Most employers know that there is no general legal requirement to give a reference for an ex-employee. Most also know that if they do give one, they may face problems if it is misleading or wrong and the ex-employee cannot get another job as a result. The High Court has recently taken this further. It has held that an ex-employer was liable to a former employee for damaging information about the former employee which was not in a reference at all. You can read the full judgment here.
Mr McKie was given a good reference when he left Swindon College. This helped him get a new job at Bath City College.
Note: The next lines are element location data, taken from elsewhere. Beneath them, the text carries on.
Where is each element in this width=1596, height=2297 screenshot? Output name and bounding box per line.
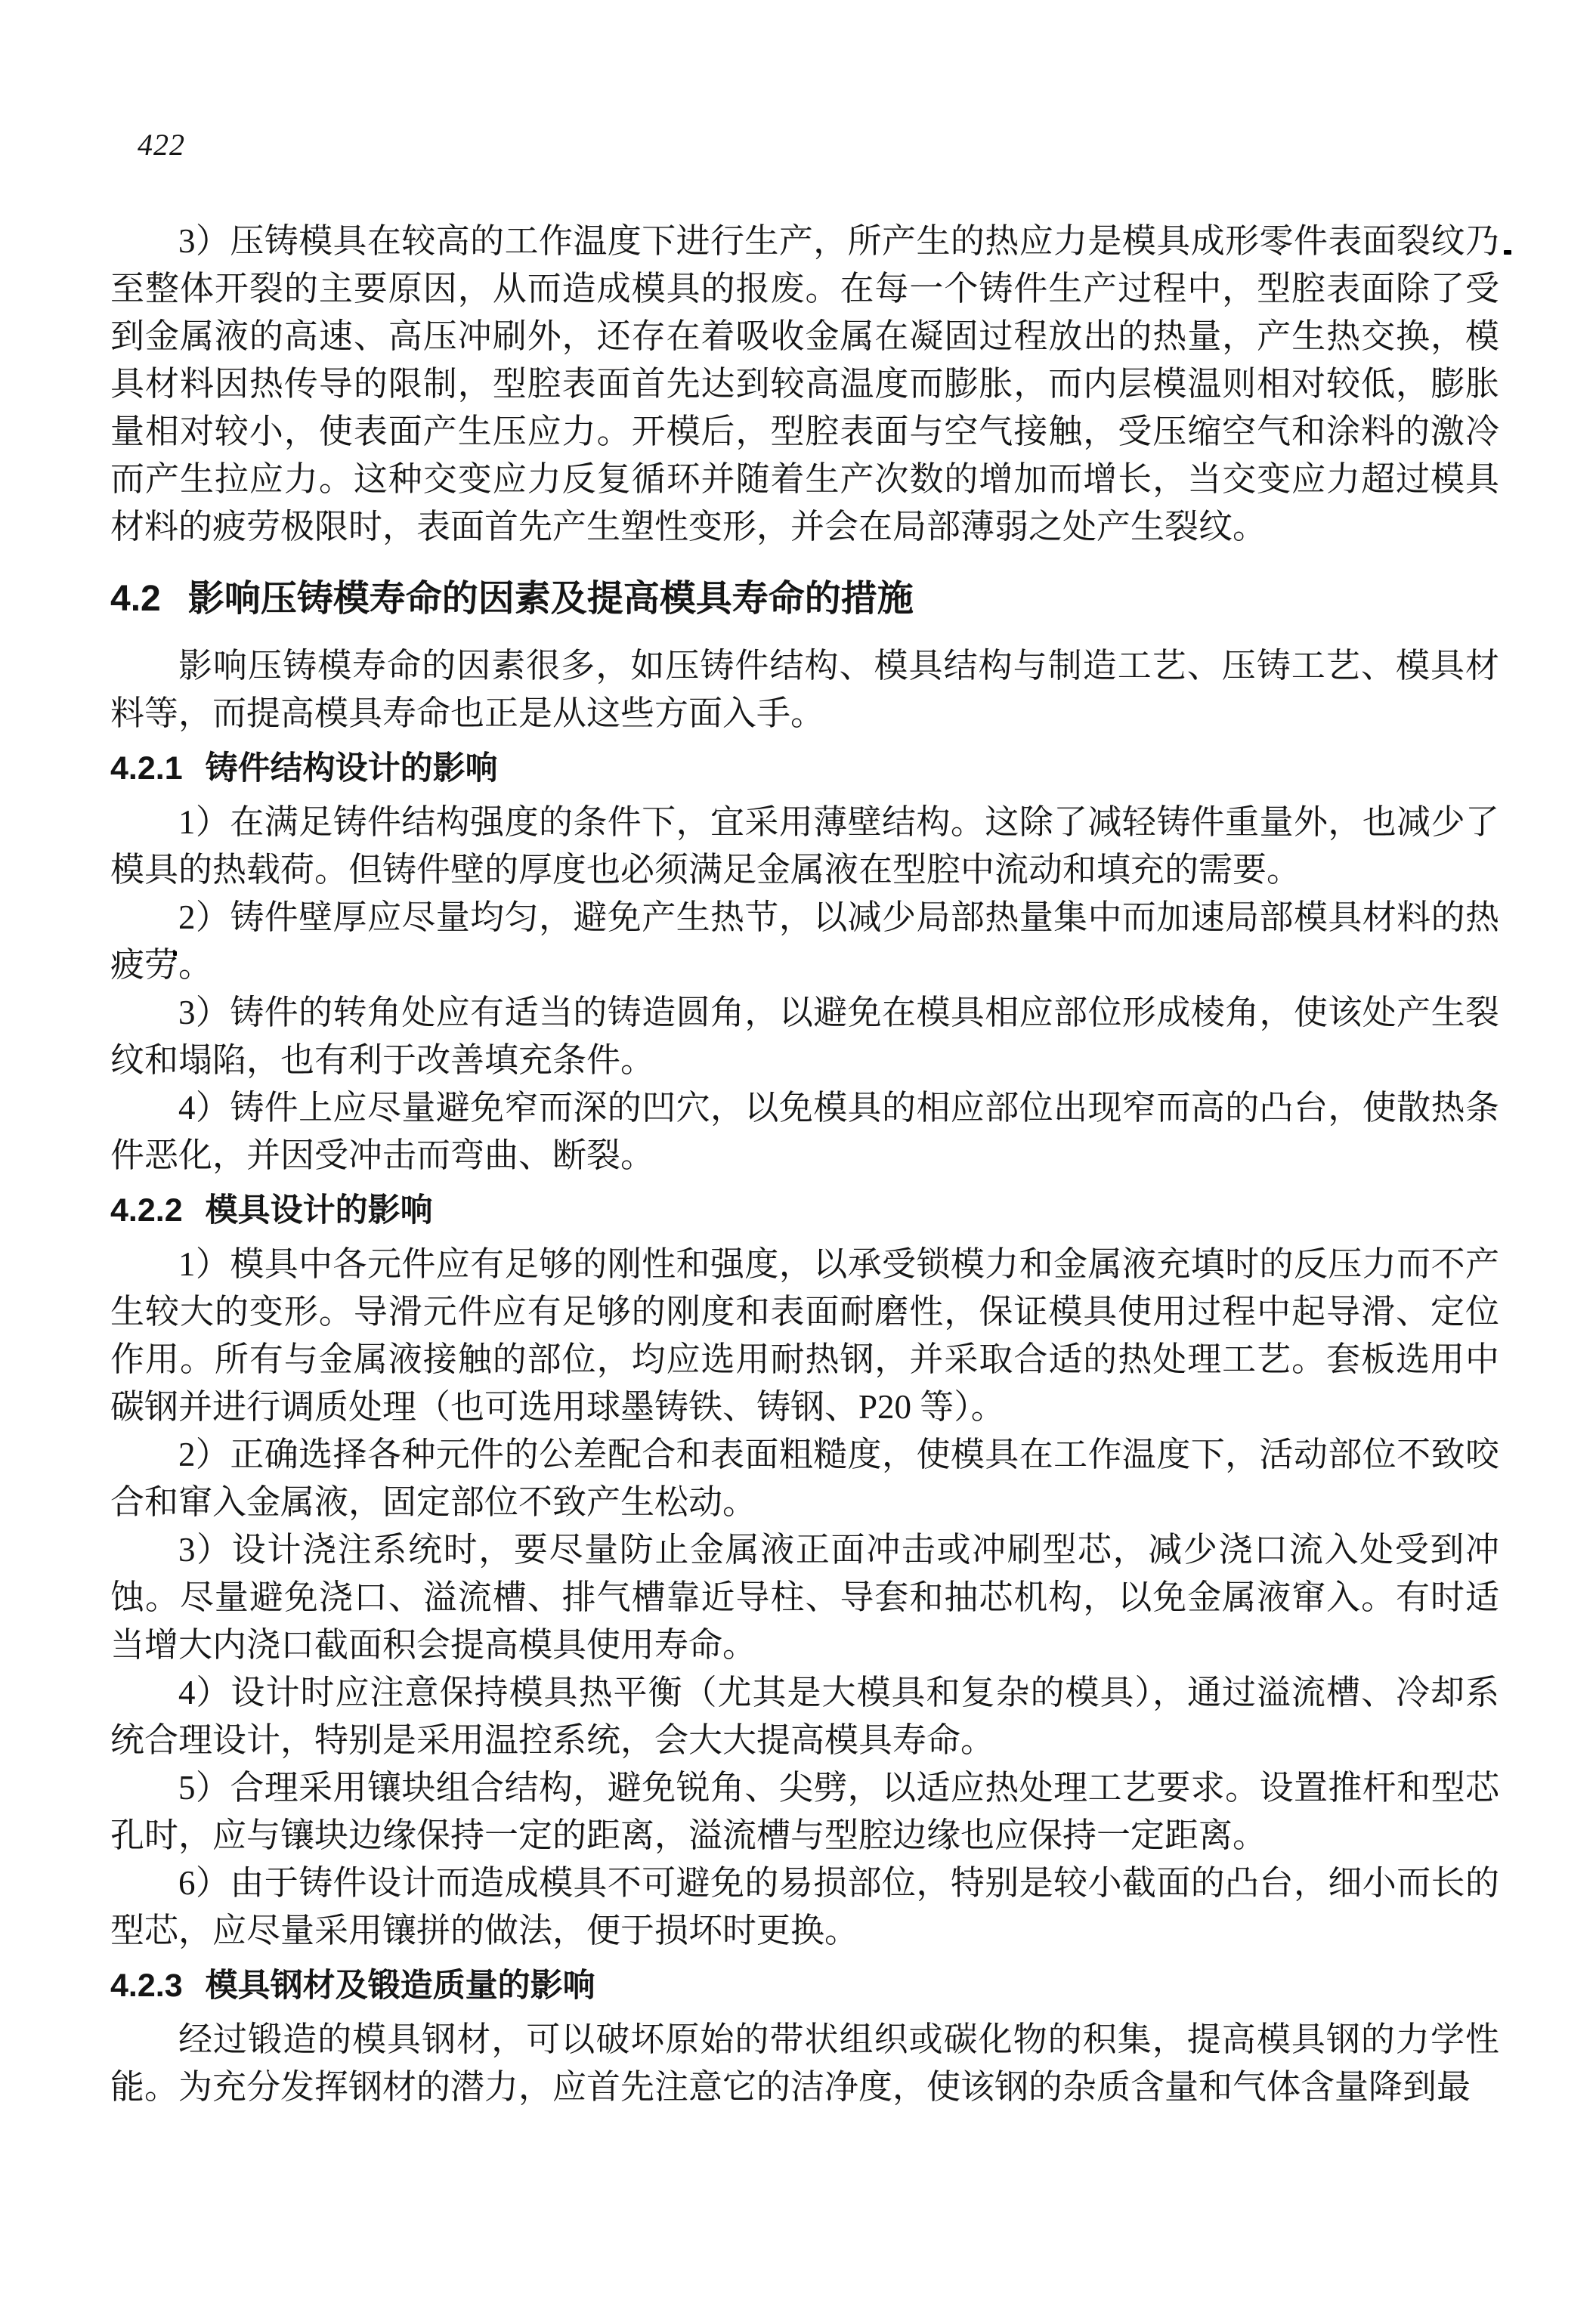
body-paragraph: 影响压铸模寿命的因素很多，如压铸件结构、模具结构与制造工艺、压铸工艺、模具材料等…	[110, 642, 1499, 737]
subsection-number: 4.2.2	[110, 1192, 183, 1229]
subsection-title: 模具钢材及锻造质量的影响	[206, 1968, 595, 2004]
section-heading-4-2: 4.2影响压铸模寿命的因素及提高模具寿命的措施	[110, 575, 1499, 623]
subsection-heading-4-2-2: 4.2.2模具设计的影响	[110, 1187, 1499, 1235]
subsection-heading-4-2-3: 4.2.3模具钢材及锻造质量的影响	[110, 1962, 1499, 2010]
body-paragraph: 1）模具中各元件应有足够的刚性和强度，以承受锁模力和金属液充填时的反压力而不产生…	[110, 1241, 1499, 1431]
body-paragraph: 5）合理采用镶块组合结构，避免锐角、尖劈，以适应热处理工艺要求。设置推杆和型芯孔…	[110, 1764, 1499, 1860]
body-paragraph: 6）由于铸件设计而造成模具不可避免的易损部位，特别是较小截面的凸台，细小而长的型…	[110, 1860, 1499, 1955]
body-paragraph: 4）铸件上应尽量避免窄而深的凹穴，以免模具的相应部位出现窄而高的凸台，使散热条件…	[110, 1084, 1499, 1179]
body-paragraph: 3）压铸模具在较高的工作温度下进行生产，所产生的热应力是模具成形零件表面裂纹乃至…	[110, 218, 1499, 551]
document-page: 422 3）压铸模具在较高的工作温度下进行生产，所产生的热应力是模具成形零件表面…	[0, 0, 1596, 2297]
body-paragraph: 3）铸件的转角处应有适当的铸造圆角，以避免在模具相应部位形成棱角，使该处产生裂纹…	[110, 989, 1499, 1084]
body-paragraph: 3）设计浇注系统时，要尽量防止金属液正面冲击或冲刷型芯，减少浇口流入处受到冲蚀。…	[110, 1526, 1499, 1669]
section-title: 影响压铸模寿命的因素及提高模具寿命的措施	[188, 579, 914, 619]
subsection-heading-4-2-1: 4.2.1铸件结构设计的影响	[110, 745, 1499, 793]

Shortly afterwards the HR Manager at Swindon College sent an email to his equivalent at Bath stating that Swindon College would not have Mr McKie on the premises due to safeguarding concerns for the students and serious staff relationship problems which occurred whilst he was employed there. The email stated that no formal action was taken due to his timely departure. Bath City College dismissed Mr McKie and he sued Swindon College.
He won. All evidence pointed to Mr McKie being an exemplary professional. The contents of the email were fallacious and untrue. Nothing justified sending it and the procedures at the college giving rise to it being sent were slapdash, sloppy, and failed to comply with any sort of minimum standards of fairness. The email would obviously impact upon his employment, yet there was no formal discussion, meeting, examination of personnel record, or recording of processes leading to the decision to send it.
The High Court found that Swindon College owed a duty of care to Mr McKie, and that it was "guilty" of having breached that duty. The fact that the breach was not in a formal reference did not let Swindon College off the hook.
The moral for employers is obvious. Make sure your staff do not make disparaging remarks about ex-employees, at least unless those comments are true and can be shown to be true.